Because planning obligations run with the land (meaning any outstanding obligations will be transferred with the land), all owners, lessees and mortgagees must be signatories. Planning obligations can have significant effects on the use and therefore the value of land. Before anyone enters into a planning obligation we strongly advise that they take independent legal advice or contact the Planning Services Section for pre-application advice.
Since the 6th of April 2015 and the application of the limitation in regulation 123(3) of the Community Infrastructure Levy Regulations 2010, Local Planning Authorities have not been entitled to take into account a financial contribution ‘for the funding or provision of an infrastructure project’ where five or more separate planning obligations have already been sought for the funding or provision of that project from other sources (i.e. financial contributions secured in other Section 106 agreements). All payments, counting back to 6 April 2010, are taken into account.
“Infrastructure” has a wide legal definition in the Planning Act 2008 and includes (but is not limited to) highway projects, open space, educational, sport and health facilities and flood defences.
Despite the 2008 Act specifically referring to Affordable Housing as an infrastructure project type (s.216(2)(g)) this was deleted by application of the Localism Act 2011 and Reg.63 of the 2010 CIL Regulations. As such, pooling arrangements do not apply to affordable housing contributions.

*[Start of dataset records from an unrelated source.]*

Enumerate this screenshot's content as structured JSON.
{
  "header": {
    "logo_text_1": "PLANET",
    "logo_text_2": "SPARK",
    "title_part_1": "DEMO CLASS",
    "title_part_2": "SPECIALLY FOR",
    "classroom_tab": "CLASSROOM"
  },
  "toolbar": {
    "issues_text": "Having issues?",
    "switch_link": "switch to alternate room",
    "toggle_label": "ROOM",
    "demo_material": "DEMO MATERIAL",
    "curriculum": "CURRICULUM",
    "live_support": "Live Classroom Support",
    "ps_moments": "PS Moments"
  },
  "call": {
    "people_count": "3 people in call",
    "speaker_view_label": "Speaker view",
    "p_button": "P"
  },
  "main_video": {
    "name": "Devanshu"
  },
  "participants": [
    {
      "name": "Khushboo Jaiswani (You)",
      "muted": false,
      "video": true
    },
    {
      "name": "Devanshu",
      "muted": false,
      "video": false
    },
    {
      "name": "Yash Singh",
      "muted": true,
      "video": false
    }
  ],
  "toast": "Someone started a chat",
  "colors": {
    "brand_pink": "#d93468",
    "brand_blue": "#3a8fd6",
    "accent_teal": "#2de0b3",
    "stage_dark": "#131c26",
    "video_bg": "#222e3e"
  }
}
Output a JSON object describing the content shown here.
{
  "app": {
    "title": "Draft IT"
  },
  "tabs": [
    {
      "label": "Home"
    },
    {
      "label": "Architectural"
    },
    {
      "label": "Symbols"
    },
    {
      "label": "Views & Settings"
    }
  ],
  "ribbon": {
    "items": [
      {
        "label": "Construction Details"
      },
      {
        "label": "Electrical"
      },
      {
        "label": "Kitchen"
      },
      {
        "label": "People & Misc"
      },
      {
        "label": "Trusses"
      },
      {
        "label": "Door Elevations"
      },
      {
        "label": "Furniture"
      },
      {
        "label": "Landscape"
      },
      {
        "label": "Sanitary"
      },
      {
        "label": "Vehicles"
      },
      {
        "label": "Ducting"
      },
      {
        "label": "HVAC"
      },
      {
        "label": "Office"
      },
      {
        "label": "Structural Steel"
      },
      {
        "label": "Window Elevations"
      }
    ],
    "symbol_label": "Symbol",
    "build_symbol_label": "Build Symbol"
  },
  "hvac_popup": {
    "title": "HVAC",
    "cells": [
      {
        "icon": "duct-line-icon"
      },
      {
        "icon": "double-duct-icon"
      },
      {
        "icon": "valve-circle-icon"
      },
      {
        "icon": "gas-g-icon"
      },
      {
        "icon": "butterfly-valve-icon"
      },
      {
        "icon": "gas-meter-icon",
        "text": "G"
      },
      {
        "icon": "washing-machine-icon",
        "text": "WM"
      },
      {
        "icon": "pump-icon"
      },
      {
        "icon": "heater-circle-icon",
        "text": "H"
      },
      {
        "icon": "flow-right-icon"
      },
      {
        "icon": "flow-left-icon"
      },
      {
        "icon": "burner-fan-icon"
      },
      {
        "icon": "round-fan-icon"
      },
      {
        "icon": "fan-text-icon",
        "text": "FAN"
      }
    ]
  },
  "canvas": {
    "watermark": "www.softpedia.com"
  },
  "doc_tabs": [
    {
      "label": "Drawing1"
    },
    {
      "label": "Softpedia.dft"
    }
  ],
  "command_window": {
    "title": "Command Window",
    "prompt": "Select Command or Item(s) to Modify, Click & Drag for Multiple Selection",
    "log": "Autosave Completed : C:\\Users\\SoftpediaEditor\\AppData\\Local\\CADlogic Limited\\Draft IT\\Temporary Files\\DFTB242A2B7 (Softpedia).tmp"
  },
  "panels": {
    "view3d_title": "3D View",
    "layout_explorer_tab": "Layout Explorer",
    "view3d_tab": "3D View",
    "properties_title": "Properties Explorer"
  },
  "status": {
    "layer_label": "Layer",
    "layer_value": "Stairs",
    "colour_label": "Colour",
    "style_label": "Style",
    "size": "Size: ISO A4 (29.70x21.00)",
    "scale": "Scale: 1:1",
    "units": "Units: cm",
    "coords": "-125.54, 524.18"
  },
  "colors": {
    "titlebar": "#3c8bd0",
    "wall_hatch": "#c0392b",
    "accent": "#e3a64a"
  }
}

The applicant will be expected to pay the reasonable legal expenses of the District Council associated with the preparation and completion of the Agreement.
The Council is committed to providing good quality advice to all applicants before they submit a formal application. Applicants are encouraged where possible to submit a Pre-application (PREAPP) for complex major applications so that the key principles of the S106 requirements / obligations (or ‘Heads of Terms’) can be identified and agreed as early as possible in the application process, enabling a more straightforward and efficient determination of the formal application. The Council makes a charge for this service.
The pre-application advice charging schedule can be found here Pre-Appllcation Fee Guidance
Planning obligations are secured by a formal deed whether in the form of a Unilateral Undertaking signed by the parties giving the obligations or by Agreement. When it is by agreement, it will also be signed and sealed by the District Council. It will contain covenants (the planning obligations) covering the things the landowner agrees to do and / or agrees not to do.
The planning obligation will detail the circumstances and timescales within which these obligations will occur. It will also contain a plan showing the land to which it relates.
Planning Obligations are enforceable by Derbyshire Dales District Council:
- In the courts by application for an injunction or recovering contributions payable;
- By carrying out any operations required by the Planning Obligation and recovering the cost from the person(s) against whom the obligation is enforceable.
As a Planning Obligation runs with the land to which it relates, it is registered as a Local Land Charge on the Land Charges Register and will be revealed in any search submitted on behalf of a potential purchaser of an individual plot or entire development site. It is therefore important that all obligations are complied with as non compliance may be revealed in a search, which is likely to put off potential purchasers.
No, where it has been identified that a development proposal requires matters to be dealt with by way of a planning obligation in order to enable the development to be deemed as acceptable in planning terms, planning permission cannot be issued until the associated planning obligation has been checked by our Solicitors and subsequently signed and dated by all parties (thereby completed).